Peçamos, enfim, ao Senhor, na nossa oração pessoal, a ajuda da sua graça para sentirmos uma compaixão eficaz por aqueles que sofrem o mal incomensurável de estarem enredados no pecado. Peçamos‑lhe a graça de entender que o apostolado da Confissão é a maior obra de todas as obras de misericórdia, pois é possibilitar que Deus derrame o seu perdão generosíssimo sobre os que se afastaram da casa paterna. Que enorme fardo retiramos dos ombros de quem estava oprimido pelo pecado e se aproxima da Confissão! Que grande alívio! Hoje pode ser um bom momento para nos perguntarmos: quantas pessoas ajudei a fazer uma boa confissão?

III. NÃO ENCONTRAREMOS caminho mais seguro para seguirmos o Senhor e para encontrarmos a nossa própria felicidade do que a preocupação sincera por libertar ou aliviar do seu lastro os que caminham cansados e aflitos, pois Deus dispôs as coisas “para que aprendamos a levar as cargas uns dos outros; porque não há ninguém sem defeito, ninguém sem carga; ninguém que se baste a si próprio, nem que seja suficientemente sábio para si”11. Todos precisamos uns dos outros. A convivência diária requer essas ajudas mútuas, sem as quais dificilmente poderíamos ir para a frente.

E se alguma vez nós mesmos nos vemos a braços com um fardo excessivamente pesado para as nossas forças, não deixemos de ouvir as palavras do Senhor: Vinde a mim. Só Ele restaura as forças, só Ele sacia a sede. “Jesus diz agora e sempre: Vinde a mim todos os que estais cansados e sobrecarregados, e eu vos aliviarei.
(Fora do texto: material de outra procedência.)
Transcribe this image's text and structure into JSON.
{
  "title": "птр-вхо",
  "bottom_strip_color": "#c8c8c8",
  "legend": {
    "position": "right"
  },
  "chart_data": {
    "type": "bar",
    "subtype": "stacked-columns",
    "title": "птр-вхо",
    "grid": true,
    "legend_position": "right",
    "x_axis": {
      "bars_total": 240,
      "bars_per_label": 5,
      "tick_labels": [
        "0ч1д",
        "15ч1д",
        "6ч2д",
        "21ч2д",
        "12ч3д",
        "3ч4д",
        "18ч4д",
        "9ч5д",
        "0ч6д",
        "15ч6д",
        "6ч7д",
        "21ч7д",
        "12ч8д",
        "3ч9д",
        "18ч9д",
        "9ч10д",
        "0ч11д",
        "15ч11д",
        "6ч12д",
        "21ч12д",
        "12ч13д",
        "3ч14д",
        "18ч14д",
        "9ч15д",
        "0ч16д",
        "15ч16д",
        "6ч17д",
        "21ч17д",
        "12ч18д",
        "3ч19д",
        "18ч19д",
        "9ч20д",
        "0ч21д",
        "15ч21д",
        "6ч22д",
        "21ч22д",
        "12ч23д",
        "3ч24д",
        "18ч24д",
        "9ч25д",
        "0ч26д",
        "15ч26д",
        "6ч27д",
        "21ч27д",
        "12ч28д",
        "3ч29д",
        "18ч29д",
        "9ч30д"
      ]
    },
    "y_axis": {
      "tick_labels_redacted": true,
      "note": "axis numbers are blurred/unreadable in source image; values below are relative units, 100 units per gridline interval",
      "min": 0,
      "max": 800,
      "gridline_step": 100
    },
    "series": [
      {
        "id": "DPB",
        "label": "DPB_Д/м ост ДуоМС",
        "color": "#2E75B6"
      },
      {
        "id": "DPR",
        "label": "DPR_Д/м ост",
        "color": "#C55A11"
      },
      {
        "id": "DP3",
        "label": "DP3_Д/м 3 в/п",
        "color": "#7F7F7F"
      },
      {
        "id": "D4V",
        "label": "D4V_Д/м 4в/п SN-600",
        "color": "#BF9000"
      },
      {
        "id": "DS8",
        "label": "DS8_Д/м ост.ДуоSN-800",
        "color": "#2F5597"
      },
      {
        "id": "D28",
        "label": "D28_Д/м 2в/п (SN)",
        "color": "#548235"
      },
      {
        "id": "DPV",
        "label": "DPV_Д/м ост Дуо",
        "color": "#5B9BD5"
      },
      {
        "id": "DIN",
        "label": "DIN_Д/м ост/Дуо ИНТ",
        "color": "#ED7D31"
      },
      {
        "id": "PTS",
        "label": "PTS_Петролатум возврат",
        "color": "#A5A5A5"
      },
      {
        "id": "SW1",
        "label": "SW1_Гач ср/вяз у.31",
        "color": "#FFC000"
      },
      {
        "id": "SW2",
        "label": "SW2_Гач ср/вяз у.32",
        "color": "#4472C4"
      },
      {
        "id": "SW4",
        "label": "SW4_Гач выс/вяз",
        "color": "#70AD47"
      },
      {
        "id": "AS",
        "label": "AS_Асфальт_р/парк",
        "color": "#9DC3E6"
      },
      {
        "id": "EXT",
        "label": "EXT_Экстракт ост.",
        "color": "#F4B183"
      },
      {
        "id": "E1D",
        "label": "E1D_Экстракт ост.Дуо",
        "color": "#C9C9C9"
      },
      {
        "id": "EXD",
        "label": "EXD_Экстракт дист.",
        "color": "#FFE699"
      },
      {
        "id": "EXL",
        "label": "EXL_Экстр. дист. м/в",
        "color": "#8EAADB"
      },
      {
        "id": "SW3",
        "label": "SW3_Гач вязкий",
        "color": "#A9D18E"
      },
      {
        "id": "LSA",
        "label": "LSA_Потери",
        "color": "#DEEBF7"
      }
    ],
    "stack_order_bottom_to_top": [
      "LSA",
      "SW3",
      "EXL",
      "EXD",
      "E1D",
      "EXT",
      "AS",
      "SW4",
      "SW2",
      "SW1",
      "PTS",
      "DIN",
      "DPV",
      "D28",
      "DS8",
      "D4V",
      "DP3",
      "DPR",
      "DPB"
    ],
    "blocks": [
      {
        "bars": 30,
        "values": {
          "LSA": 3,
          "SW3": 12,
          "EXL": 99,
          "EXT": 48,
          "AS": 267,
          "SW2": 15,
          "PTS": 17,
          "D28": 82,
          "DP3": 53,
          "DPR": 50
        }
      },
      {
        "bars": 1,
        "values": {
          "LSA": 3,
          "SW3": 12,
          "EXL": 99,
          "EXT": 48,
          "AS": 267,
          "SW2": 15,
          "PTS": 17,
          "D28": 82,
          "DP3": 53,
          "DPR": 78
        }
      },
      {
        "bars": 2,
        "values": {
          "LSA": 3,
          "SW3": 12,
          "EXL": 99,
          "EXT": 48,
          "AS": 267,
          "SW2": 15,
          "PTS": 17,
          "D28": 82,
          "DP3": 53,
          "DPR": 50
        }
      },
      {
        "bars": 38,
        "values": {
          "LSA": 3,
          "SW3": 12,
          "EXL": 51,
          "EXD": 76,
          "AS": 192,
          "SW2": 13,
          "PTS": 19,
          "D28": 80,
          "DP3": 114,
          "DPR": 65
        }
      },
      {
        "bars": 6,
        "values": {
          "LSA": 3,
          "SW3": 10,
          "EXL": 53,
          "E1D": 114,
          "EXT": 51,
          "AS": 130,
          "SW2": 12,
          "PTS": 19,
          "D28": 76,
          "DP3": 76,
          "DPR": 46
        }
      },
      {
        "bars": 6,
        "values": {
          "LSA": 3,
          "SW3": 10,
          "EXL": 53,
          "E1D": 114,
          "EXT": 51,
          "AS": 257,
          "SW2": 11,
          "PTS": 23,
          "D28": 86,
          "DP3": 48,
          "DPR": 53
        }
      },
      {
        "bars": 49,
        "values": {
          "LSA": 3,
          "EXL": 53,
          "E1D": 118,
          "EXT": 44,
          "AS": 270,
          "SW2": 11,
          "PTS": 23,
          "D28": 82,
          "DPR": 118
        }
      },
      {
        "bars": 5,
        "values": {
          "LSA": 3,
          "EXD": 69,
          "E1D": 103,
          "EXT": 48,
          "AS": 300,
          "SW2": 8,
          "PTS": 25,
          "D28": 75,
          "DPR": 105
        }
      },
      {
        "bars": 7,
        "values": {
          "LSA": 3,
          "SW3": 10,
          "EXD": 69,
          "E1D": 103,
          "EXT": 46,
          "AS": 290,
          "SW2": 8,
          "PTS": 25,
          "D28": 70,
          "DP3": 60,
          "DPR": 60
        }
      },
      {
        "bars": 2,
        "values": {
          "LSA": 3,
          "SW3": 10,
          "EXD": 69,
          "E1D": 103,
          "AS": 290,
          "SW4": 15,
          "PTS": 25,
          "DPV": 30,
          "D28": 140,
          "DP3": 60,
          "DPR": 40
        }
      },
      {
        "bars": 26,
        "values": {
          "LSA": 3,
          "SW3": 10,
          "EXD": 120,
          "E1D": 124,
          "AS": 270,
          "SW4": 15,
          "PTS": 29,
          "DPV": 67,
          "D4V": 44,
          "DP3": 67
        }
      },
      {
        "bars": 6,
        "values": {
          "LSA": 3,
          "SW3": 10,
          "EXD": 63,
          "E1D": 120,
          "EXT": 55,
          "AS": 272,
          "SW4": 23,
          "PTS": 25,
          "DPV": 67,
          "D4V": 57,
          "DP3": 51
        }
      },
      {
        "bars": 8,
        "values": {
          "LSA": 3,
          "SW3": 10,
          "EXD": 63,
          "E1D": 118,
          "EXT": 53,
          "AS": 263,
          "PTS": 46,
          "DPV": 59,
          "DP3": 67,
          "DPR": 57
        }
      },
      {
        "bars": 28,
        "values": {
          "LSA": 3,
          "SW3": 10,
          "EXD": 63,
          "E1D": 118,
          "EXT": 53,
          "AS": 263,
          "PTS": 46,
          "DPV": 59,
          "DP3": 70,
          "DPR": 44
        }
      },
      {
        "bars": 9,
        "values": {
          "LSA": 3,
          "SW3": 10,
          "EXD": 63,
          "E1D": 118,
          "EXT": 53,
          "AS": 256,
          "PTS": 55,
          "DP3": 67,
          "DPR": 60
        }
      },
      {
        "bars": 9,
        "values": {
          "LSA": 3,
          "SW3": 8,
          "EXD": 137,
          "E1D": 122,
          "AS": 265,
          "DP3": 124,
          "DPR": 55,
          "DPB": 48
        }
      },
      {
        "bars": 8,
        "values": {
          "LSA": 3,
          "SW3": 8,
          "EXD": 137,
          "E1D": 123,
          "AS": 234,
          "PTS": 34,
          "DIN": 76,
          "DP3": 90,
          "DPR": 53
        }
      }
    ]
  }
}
Efetivamente, Jesus encontra‑se numa atitude de convite, de conhecimento e de compaixão por nós; mais ainda: de oferecimento, de promessa, de amizade, de bondade, de remédio para os nossos males, de conforto e, sobretudo, de pão, de fonte de energia e de vida”12. Cristo é o nosso descanso.

O segredo é a oração. Quando por vezes na vida nos sentimos esmagados e não sabemos a quem mais recorrer, temos que voltar‑nos decididamente para o Sacrário, onde nos espera o Amigo que nunca atraiçoa nem decepciona, e que, nesse colóquio sem palavras, nos anima, nos dá critério e nos robustece para a luta. Quantas preocupações e fardos aparentemente insuportáveis se desfazem à luz trêmula da lamparina de um Sacrário!

O trato assíduo com a nossa Mãe Santa Maria ensinar‑nos‑á a ter sempre paz e a compadecer‑nos das necessidades do próximo. Nada lhe passou inadvertido, porque até os mais pequenos apuros dos homens se fizeram patentes ao amor que sempre lhe absorveu o Coração. Ela tornará mais fácil o caminho para Cristo quando tivermos mais necessidade de descarregar nEle as nossas preocupações e de renovar o impulso da caridade: assim “obterás forças para cumprir acabadamente a Vontade de Deus, encher‑te‑ás de desejos de servir a todos os homens. Serás o cristão que às vezes sonhas ser: cheio de obras de caridade e de justiça, alegre e forte, compreensivo com os outros e exigente contigo mesmo”13.

(1) Mt 11, 28‑30; (2) São Gregório Magno, Homilias sobre o Evangelho, 25, 6; (3) Mt 7, 7; (4) 1 Jo 2, 2; (5) São Josemaría Escrivá, Caminho, n. 440; (6) cfr. 1 Pe 1, 18; (7) Mt 25, 40; (8) Mc 8, 2; (9) São Leão Magno, Sermão 89; (10) J. Orlandis, Las ocho bien‑aventurazas, EUNSA, Pamplona, 1982, págs. 104‑105; (11) T. Kempis, Imitação de Cristo, I, 16, 4; (12) Paulo VI, Homilia, 12‑VI‑1977; (13) São Josemaría Escrivá, Amigos de Deus, n. 293.